Quickformatted a drive on the HD24

To help you prevent mistakes, the HD24 recorder will require you to confirm up to three times that you really wish to quickformat a drive. Yet, accidentally quickformatting a drive is more common than you would expect. One of the reasons is that it is not always entirely clear which drive is being formatted.

What happens if the HD24 recorder* quick-formats a drive?

Fortunately, when the HD24 recorder quick-formats a drive, all it does is reset the project lists and drive usage information. The audio itself is still there; and in fact, all song information still exists on disk as well. This includes the allocation information which specifies where the audio resides on disk.
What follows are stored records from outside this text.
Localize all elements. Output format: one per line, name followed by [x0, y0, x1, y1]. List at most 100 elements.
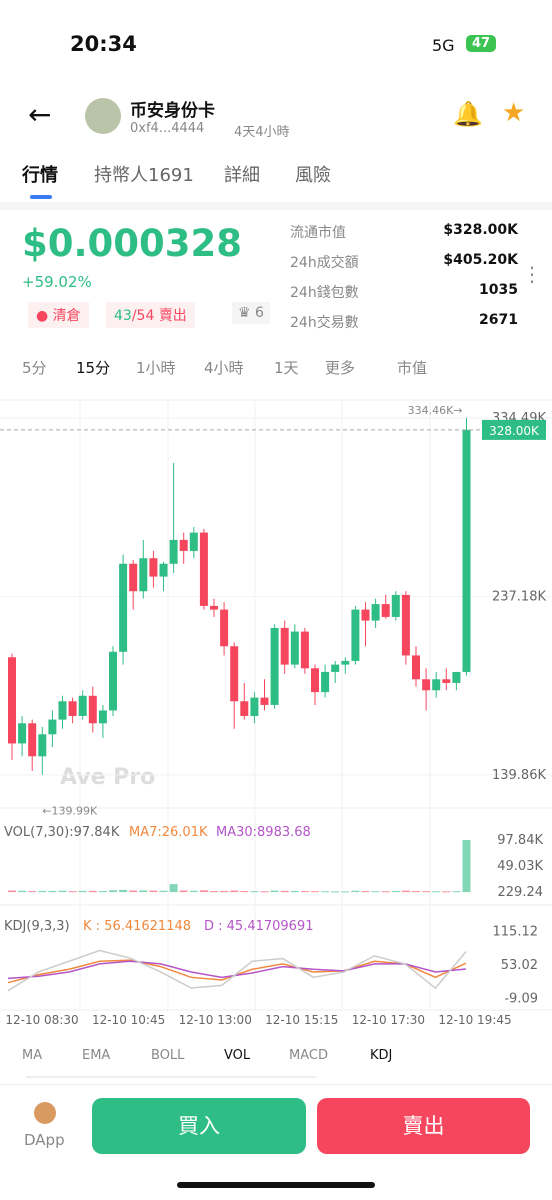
candle-body [260, 697, 269, 705]
tab[interactable]: 行情 [22, 165, 58, 186]
indicator-tab[interactable]: MACD [289, 1048, 328, 1063]
candle-body [189, 532, 198, 551]
candle-body [280, 627, 289, 665]
candle-body [210, 605, 218, 610]
candle-body [422, 679, 431, 691]
volume-bar [321, 891, 330, 893]
candle-body [300, 631, 309, 669]
x-tick-label: 12-10 17:30 [352, 1013, 425, 1027]
volume-bar [351, 890, 360, 893]
home-indicator [177, 1182, 375, 1188]
ma30-legend: MA30:8983.68 [216, 825, 311, 840]
volume-bar [179, 890, 188, 893]
candle-body [8, 657, 16, 744]
interval-tab[interactable]: 4小時 [204, 359, 244, 377]
x-tick-label: 12-10 08:30 [5, 1013, 78, 1027]
tab-indicator [30, 195, 52, 199]
candle-body [371, 604, 380, 621]
volume-bar [68, 891, 77, 893]
volume-bar [401, 890, 410, 893]
y-tick-label: 97.84K [497, 833, 543, 848]
tag-trades: 43/54 賣出 [106, 302, 195, 328]
buys: 43 [114, 308, 132, 324]
candle-body [129, 563, 138, 592]
address[interactable]: 0xf4...4444 [130, 121, 205, 136]
volume-bar [331, 891, 340, 893]
stat-value: $405.20K [443, 252, 518, 268]
stat-label: 24h錢包數 [290, 285, 359, 301]
back-button[interactable]: ← [28, 98, 52, 131]
indicator-tab[interactable]: MA [22, 1048, 43, 1063]
volume-legend: VOL(7,30):97.84K [4, 825, 120, 840]
buy-button[interactable]: 買入 [92, 1098, 306, 1154]
volume-bar [149, 890, 158, 893]
interval-tab[interactable]: 市值 [397, 359, 428, 377]
k-legend: K : 56.41621148 [83, 919, 191, 934]
d-legend: D : 45.41709691 [204, 919, 314, 934]
favorite-icon[interactable]: ★ [502, 98, 526, 128]
candle-body [321, 671, 330, 693]
candle-body [412, 655, 420, 680]
indicator-tab[interactable]: EMA [82, 1048, 111, 1063]
tab[interactable]: 詳細 [224, 165, 260, 186]
dapp-button[interactable]: DApp [24, 1131, 65, 1149]
volume-bar [290, 890, 299, 893]
candle-body [18, 723, 27, 744]
volume-bar [78, 890, 87, 893]
low-label: ←139.99K [42, 805, 98, 818]
volume-bar [230, 890, 239, 893]
interval-tab[interactable]: 5分 [22, 359, 47, 377]
indicator-tab[interactable]: BOLL [151, 1048, 185, 1063]
candle-body [48, 719, 57, 735]
candle-body [28, 723, 37, 757]
interval-tab[interactable]: 更多 [325, 359, 356, 377]
y-tick-label: 53.02 [501, 958, 538, 973]
clock: 20:34 [70, 32, 137, 56]
tab[interactable]: 風險 [295, 165, 331, 186]
sells: /54 [131, 308, 155, 324]
candle-body [270, 627, 279, 705]
candle-body [78, 695, 87, 716]
volume-bar [159, 890, 168, 893]
tag-text: 清倉 [52, 308, 81, 324]
x-tick-label: 12-10 10:45 [92, 1013, 165, 1027]
tab[interactable]: 持幣人1691 [94, 165, 194, 186]
candle-body [432, 679, 441, 691]
stat-value: 2671 [479, 312, 518, 328]
volume-bar [311, 891, 319, 893]
more-menu[interactable]: ⋮ [522, 262, 542, 286]
volume-bar [129, 890, 138, 893]
volume-bar [98, 891, 107, 893]
indicator-tab[interactable]: KDJ [370, 1048, 393, 1063]
stat-label: 24h交易數 [290, 315, 359, 331]
candle-body [361, 609, 370, 621]
tag-text: 6 [255, 305, 264, 321]
candle-body [442, 679, 451, 683]
candle-body [68, 701, 77, 716]
interval-tab[interactable]: 1天 [274, 359, 299, 377]
token-avatar [85, 98, 121, 134]
last-price-label: 328.00K [489, 424, 540, 438]
interval-tab[interactable]: 1小時 [136, 359, 176, 377]
candle-body [139, 558, 148, 592]
interval-tab[interactable]: 15分 [76, 359, 111, 377]
indicator-tab[interactable]: VOL [224, 1048, 251, 1063]
alert-icon[interactable]: 🔔 [453, 100, 483, 128]
candle-body [401, 594, 410, 656]
candle-body [88, 695, 97, 724]
kdj-line [7, 949, 467, 992]
candle-body [230, 646, 239, 702]
sell-button[interactable]: 賣出 [317, 1098, 530, 1154]
kdj-line [7, 960, 467, 980]
candle-body [109, 651, 117, 711]
candle-body [311, 668, 319, 693]
last-price-box [482, 419, 546, 440]
candle-body [250, 697, 259, 716]
volume-bar [250, 891, 259, 893]
tag-clear: ● 清倉 [28, 302, 89, 328]
stat-value: $328.00K [443, 222, 518, 238]
volume-bar [48, 890, 57, 893]
volume-bar [361, 891, 370, 893]
x-tick-label: 12-10 19:45 [438, 1013, 511, 1027]
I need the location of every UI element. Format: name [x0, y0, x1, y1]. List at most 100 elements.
How can you prevent yourself from accidentally quickformatting the (wrong) drive?

Making sure that the HD24 recorder only contains one drive when quickformatting could help. Other than that, by asking for confirmation three times the HD24 recorder already does pretty much everything possible to prevent this situation.

How can you recover audio from an accidentally quickformatted drive?

Use the general recovery procedure with the unquickformat header file, rather than the longliverec header file. This will attempt to create a single virtual project with all songs in it. As any project is limited to 99 songs, the total number of songs that can currently be recovered with this method is 99.

* Although Quickformatting a drive using HD24tools is mostly similar to the process on the HD24 recorder, it is somewhat more thorough. HD24tools will reset both project- and song information, so for recovery you will need to use the longliverec header instead.